Katie, Carlene and I needed the web tonight to post stories and entries, but we couldn’t seem to find a single cafe with wireless access in the bucolic suburbs of Homs. Meanwhile, our guide and dear friend, Osama, seemed confident he could deliver us to the Internet. That’s how, after a 20-minute drive and navigational input from Osama, his close friend, his close friend’s family and people on the side of the street, we located a “computer center,” with an uncanny resemblence to how I imagine a stockroom at CompUSA looked in the early ’90s.
When we got here, a kind patron led us through swinging blue doors, tech-saloon style, to a small office with four prehistoric desktop computers and cardboard boxes of office supplies. That’s where I’m typing from.

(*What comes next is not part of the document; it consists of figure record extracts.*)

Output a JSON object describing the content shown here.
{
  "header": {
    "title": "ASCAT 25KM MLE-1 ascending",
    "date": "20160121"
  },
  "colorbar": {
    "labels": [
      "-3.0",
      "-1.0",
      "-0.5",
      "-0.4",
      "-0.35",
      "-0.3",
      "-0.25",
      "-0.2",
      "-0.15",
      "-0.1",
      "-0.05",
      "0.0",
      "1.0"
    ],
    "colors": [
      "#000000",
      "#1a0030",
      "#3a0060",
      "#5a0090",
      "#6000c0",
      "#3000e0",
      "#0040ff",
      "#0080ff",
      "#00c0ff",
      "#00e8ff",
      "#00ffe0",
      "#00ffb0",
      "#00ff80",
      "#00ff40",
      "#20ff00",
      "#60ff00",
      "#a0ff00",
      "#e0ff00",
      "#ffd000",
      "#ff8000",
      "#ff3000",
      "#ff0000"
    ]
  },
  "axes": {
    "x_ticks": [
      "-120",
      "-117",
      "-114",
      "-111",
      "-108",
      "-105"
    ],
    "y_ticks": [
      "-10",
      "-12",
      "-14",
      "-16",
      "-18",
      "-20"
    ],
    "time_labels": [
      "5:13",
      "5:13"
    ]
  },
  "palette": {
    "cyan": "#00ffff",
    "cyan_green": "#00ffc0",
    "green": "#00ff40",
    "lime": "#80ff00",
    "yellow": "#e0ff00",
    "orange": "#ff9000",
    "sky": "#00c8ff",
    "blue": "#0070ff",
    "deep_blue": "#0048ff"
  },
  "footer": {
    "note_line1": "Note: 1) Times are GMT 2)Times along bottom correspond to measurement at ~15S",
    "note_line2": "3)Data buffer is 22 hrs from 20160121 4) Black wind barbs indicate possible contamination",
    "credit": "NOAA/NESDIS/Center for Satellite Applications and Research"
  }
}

Point two: Our absolute willingness to go wherever the Internet happened to lead is just one strand in the greater thematic fabric of our trip. We are always searching for the Internet. It is never easy. Not only were we semi-giddy to be en route to any establishment with any degree of web access, but we knew, intuitively, that some bizarre adventure was the prerequisite to finding a place to post.
It’s going to be so weird when I check my e-mail in less than 45 minutes next weekend.